La qualité de l’air intérieur

file00073561044Un autre déterminant important d’un habitat biotique est la qualité de l’air intérieur. Ce thème doit être pris en compte dans le cadre d’une étude géobiologique moderne car il conditionne fortement la qualité globale d’un habitat contemporain.

Dans le cas de constructions nouvelles, l’exercice est plus facile car une bonne réflexion préalable permet de ne pas créer de problèmes ultérieurs. Contrairement à l’intervention sur un habitat déjà construit qui nécessite des recherches, des mesures puis des corrections sur site, c’est plus simple!
Avant la construction :
Idéalement il s’agit de choisir un environnement extérieur le moins pollué possible, puis un terrain bien sec (pour éviter humidité et moisissures), exempt de radon, etc. Cela fait partie de l’étude géobiologique d’un terrain avant achat.

Lors de la conception :
– Définition de systèmes constructifs qui permettent ensuite la limitation de systèmes de compensation tels que : l’éclairage, la climatisation, le chauffage et la ventilation.
– Choix de matériaux et produits de finitions non polluants chimiquement. Une maison neuve, avec des matériaux et des produits de finition frais, peut se révéler très polluée pendant des mois voire des années. Parfois, il vaut mieux installer le bébé dans une chambre aux papiers peints défraichis que dans une chambre flambant neuf…

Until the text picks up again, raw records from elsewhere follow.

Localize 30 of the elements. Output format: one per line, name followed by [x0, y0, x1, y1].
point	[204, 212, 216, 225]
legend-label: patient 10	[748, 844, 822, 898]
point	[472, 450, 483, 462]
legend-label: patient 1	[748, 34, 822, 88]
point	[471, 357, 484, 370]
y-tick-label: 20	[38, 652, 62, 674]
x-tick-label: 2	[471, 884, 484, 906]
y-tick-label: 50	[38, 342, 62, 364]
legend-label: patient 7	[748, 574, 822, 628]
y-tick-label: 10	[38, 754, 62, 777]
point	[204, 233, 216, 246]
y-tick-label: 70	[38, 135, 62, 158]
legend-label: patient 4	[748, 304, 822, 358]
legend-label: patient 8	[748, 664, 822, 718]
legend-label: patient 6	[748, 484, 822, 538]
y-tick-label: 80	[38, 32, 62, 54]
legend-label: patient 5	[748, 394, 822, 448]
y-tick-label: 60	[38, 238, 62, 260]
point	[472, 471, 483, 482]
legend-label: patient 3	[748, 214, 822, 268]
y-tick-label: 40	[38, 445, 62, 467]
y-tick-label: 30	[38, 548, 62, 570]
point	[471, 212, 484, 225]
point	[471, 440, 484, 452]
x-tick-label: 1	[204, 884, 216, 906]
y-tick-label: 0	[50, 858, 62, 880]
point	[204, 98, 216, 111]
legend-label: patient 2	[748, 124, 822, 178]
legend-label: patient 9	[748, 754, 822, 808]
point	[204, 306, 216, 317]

Depuis le 1er janvier 2012, une étiquette est obligatoire sur les nouveaux produits de construction et de décoration. Elle figure sur tous les produits vendus en France au 1er septembre 2013. Elle permet d’indiquer de manière simple et lisible le niveau d’émission du produit en polluants volatils. Ce niveau d’émission est indiqué par une classe allant de A+ (meilleure classe) à C (la moins bonne). Et il existe toujours les produits biologiques, soucieux de cette innocuité depuis très longtemps et réellement très performants.
– Réalisation d’une électricité bio-compatible pour éviter les pollutions électromagnétiques.
En cas de présence de radon, il faut prévoir des aménagements.

Après la construction :

– Choix de meubles non polluants chimiquement. Beaucoup sont fabriqués maintenant à partir de bois agglomérés et contiennent notamment des colles.
– Même attention pour les produits d’entretien.
– Limitation des pollutions électromagnétiques générées par les appareils introduits.

Dans le cas d’intervention sur un habitat déjà construit, l’opération se révèle plus compliquée, tant dans la découverte des problèmes qu’ensuite dans leur résolution. Il existe des appareils de mesures ou des dosimètres pour mesurer et trouver l’origine de la pollution. Mais ensuite, les actions sur les causes sont souvent difficiles et coûteuses.

Il est vrai qu’un problème d’humidité est parfois très difficile à résoudre a posteriori. De même, il est souvent trop coûteux de remplacer du mobilier ou des matériaux trop émissifs. Corriger une mauvaise conception qui entraine un besoin d’éclairage dans la journée, nécessite généralement des gros travaux.